User and group management in Microsoft Intune
To manage devices using Intune, you first need to create users who will utilize these credentials to connect to Intune. You can create users in Microsoft 365 admin center or Microsoft Endpoint Manager admin center. In this example, we’ll create users in Microsoft Endpoint Manager.
After signing into Azure portal, on the pane, choose Users -> All users -> New user -> Create user.
While creating a new user, indicate the Username (the name used to sign in to Azure AD), Name (user’s given name), the Job title, Department, Company name, and Location. Here, the user’s password can be auto-generated, or you can choose your own.
If you want to assign a user to groups, go to Groups on the pane and select the group you’re assigning to the user. Click Select.
By default, the role of the newly created user is User. To assign a new role to the user, select User -> Assigned roles -> Add assignments. In the Directory roles menu select a role you want to assign to the user and click Select.
Following all these steps, click Select to create the new user in Microsoft Intune.
Creating a new group
You can create groups in Microsoft Endpoint Manager admin center to organize users and devices by different criteria, such as location, department, hardware characteristics.
To create a group in Microsoft Endpoint Manager admin center, go to Groups on the pane and select New Group.
There are two types of groups in Microsoft Intune:
- Security group defines who can access the resources in Intune (recommended). Security groups can contain users (excl. financial department employees) and devices (excl. All Windows 10 devices).

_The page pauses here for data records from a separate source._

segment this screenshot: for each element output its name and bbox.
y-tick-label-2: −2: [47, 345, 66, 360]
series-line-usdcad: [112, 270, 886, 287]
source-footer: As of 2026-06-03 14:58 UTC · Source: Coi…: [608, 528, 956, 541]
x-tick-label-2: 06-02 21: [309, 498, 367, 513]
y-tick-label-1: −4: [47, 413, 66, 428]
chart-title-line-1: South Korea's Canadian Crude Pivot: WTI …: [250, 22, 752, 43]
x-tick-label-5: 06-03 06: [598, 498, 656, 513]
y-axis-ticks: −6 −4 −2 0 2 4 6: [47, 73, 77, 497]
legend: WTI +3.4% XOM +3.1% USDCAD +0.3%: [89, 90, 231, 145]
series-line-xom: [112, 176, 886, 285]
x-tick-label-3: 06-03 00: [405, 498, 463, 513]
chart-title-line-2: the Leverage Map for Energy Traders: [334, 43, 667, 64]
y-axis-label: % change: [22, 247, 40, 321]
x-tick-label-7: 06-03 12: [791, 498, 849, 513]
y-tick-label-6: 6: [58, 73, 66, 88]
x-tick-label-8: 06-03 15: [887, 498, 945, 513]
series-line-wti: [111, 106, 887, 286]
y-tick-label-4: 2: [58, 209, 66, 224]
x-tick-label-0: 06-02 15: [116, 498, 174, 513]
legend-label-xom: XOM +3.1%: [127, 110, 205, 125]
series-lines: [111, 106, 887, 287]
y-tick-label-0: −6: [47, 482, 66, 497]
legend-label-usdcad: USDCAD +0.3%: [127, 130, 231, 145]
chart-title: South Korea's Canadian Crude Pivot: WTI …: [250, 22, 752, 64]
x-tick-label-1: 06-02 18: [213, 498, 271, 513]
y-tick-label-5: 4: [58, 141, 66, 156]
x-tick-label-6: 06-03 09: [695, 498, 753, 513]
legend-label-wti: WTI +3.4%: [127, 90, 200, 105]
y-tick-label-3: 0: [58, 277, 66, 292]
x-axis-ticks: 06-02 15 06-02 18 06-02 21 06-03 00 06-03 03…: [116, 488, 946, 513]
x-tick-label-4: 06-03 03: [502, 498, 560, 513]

- Microsoft 365 group provides collaboration opportunities by giving members access to a shared mailbox, calendar, files, SharePoint site, etc. It’s used for collaboration between users, both inside and outside your company.
Enter a Group name and Group description.
Select one of three Membership types for the group. There are three types of Group Membership:
- Assigned: You can manually assign/remove users and devices to/from the group.
- Dynamic user: You can assign the user to the group based on the assignment rules (e.g., department or location) that automatically add or remove the user.
- Dynamic device: The user will be added or removed automatically based on the device type, OS, etc.
| Group type | Membership Types |
| Assigned | |
| Security group | Dynamic user |
| | Dynamic device |
| Microsoft 365 Group | Assigned |
| | Dynamic user |
In this menu, you can add the group owner and group members. Except for the authority to add and remove group members, Group owners have special permissions to manage the group, such as changing group settings, renaming the group, updating its profile image and description, etc. Members have access to everything in the group, but they cannot change the group settings.
To create the group, click Create. Now you can see your group on the list.
Assigning licenses to users in Microsoft Intune
The next step is to assign each user an Intune license (and other licenses if needed) before enrolling their devices. In this example we’ll explain how to assign an Intune license to the user in Microsoft Endpoint Manager admin center.
On the pane, select Users -> All Users -> pick a user -> Licenses -> Assignments.
Select the box Intune (and other desired licenses) and click Save.
Now you can enrol users’ devices into Intune.